Problèmes de lecture
1. Qu’est-ce qu’un récit de survivance?
Objectifs
- Définir les stéréotypes du récit de survivance
- Comprendre le rôle du paratexte
- Différencier les concepts de survivance et de résilience
2. Comment définir la structure de Lambeaux?
Objectifs
- Différencier les éléments fictifs et biographiques des deux histoires
- Expliquer le(s) rôle(s) de ces éléments dans le récit
- Établir les caractéristiques de chacune des deux histoires et les liens qui les unissent
3. Quel est le rôle de l’énonciation à la deuxième personne du singulier?
Objectifs
- Comprendre les effets produits par la narration faite au « tu »
- Différencier le rôle respectif des deux « tu » employés dans les deux histoires
Avant la lecture
Premier problème de lecture : Qu’est-ce qu’un récit de survivance?
Tout d’abord, l’enseignant propose aux élèves une activité d’écriture. Il leur demande de raconter sur papier un événement important de leur vie tenant sur une à deux pages et d’y rajouter un titre évocateur. D’entrée de jeu, l’écriture de ce texte plonge les élèves dans la dynamique entourant le genre mis à l’étude. Si certains élèves souhaitent partager leur création, l’enseignant les invite à la lire à voix haute.
Cette activité d’introduction terminée, les élèves forment des équipes pour dégager, à partir de leurs connaissances antérieures et d’extraits diversifiés, les stéréotypes du genre « récit de vie ». L’enseignant présente donc des extraits hétérogènes en s’assurant qu’y figurent des extraits de récits de survivance* et des éléments de paratexte : Oubliée : souvenirs d’une jeune fille juive* (Eva Erben), L’inévitable (J-P Roger), les journaux intimes d’Henriette Dessaulles, Prisonnier à Bangkok* (Alain Olivier), etc.
Par la suite, les équipes font part de leurs trouvailles et, avec l’aide de l’enseignant, bâtissent une liste qui dégage les stéréotypes du genre. Cette liste devra faire mention de la narration au « je », de la présence d’une photo de l’écrivain dans le livre, du discours d’accompagnement, de la mention générique sur la couverture, etc. Les élèves se penchent ensuite sur le paratexte de Lambeaux. En équipe, ils examinent la présence ou l’absence des éléments de la grille qu’ils viennent de construire. En plénière, l’enseignant recueille les observations des élèves et en profite pour donner un cours sur la nature hybride du récit de vie.

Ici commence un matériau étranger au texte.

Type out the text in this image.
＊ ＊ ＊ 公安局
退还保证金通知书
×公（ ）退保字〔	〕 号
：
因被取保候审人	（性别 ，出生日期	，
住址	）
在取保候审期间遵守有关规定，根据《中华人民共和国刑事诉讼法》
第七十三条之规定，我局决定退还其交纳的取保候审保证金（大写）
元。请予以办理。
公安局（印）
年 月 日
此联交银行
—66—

S’ensuit un cours magistral sur les concepts de survivance et de résilience. Après avoir questionné les élèves sur la différence qu’ils croient voir entre la survivance et la résilience, l’enseignant explique à l’aide de la théorie de Boris Cyrulnik que la résilience, contrairement à la survivance, est un état d’esprit qui permet au survivant d’une épreuve insurmontable de « ressauter, non pas à la même place, comme si rien ne s’était passé, mais ressauter un petit peu à côté pour continuer d’avancer1 ». Pour vérifier que les élèves ont bien compris la différence entre ces deux concepts, l’enseignant leur demande de trouver des exemples qui pourraient les illustrer.
L’enseignant lance ensuite l’hypothèse de lecture selon laquelle les procédés narratifs et structurels employés dans Lambeaux permettent à l’auteur de passer de l’état de survivant à l’état de résilient. Cette portion de la séquence se clôt sur une lecture à voix haute d’extraits ciblés par l’enseignant pour que les élèves aient une illustration des procédés narratifs et structurels employés par l’auteur, procédés qui seront étudiés lors des séances suivantes.
Pendant la lecture
Deuxième problème de lecture : Comment définir la structure de Lambeaux?
Alors que les élèves entament leur lecture du récit, l’enseignant leur propose de construire un tableau mettant en parallèle l’histoire de la mère fictive de l’auteur et celle de ce dernier. Cette étape consiste à penser aux divers éléments qu’une œuvre littéraire peut contenir : thèmes, principaux temps de verbes, caractéristiques des personnages, énonciation, lieux, etc. Ce tableau fait ressortir la structure en miroir de l’œuvre et aide les élèves à la comprendre.
Troisième problème de lecture : Quel est le rôle de l’énonciation à la deuxième personne du singulier?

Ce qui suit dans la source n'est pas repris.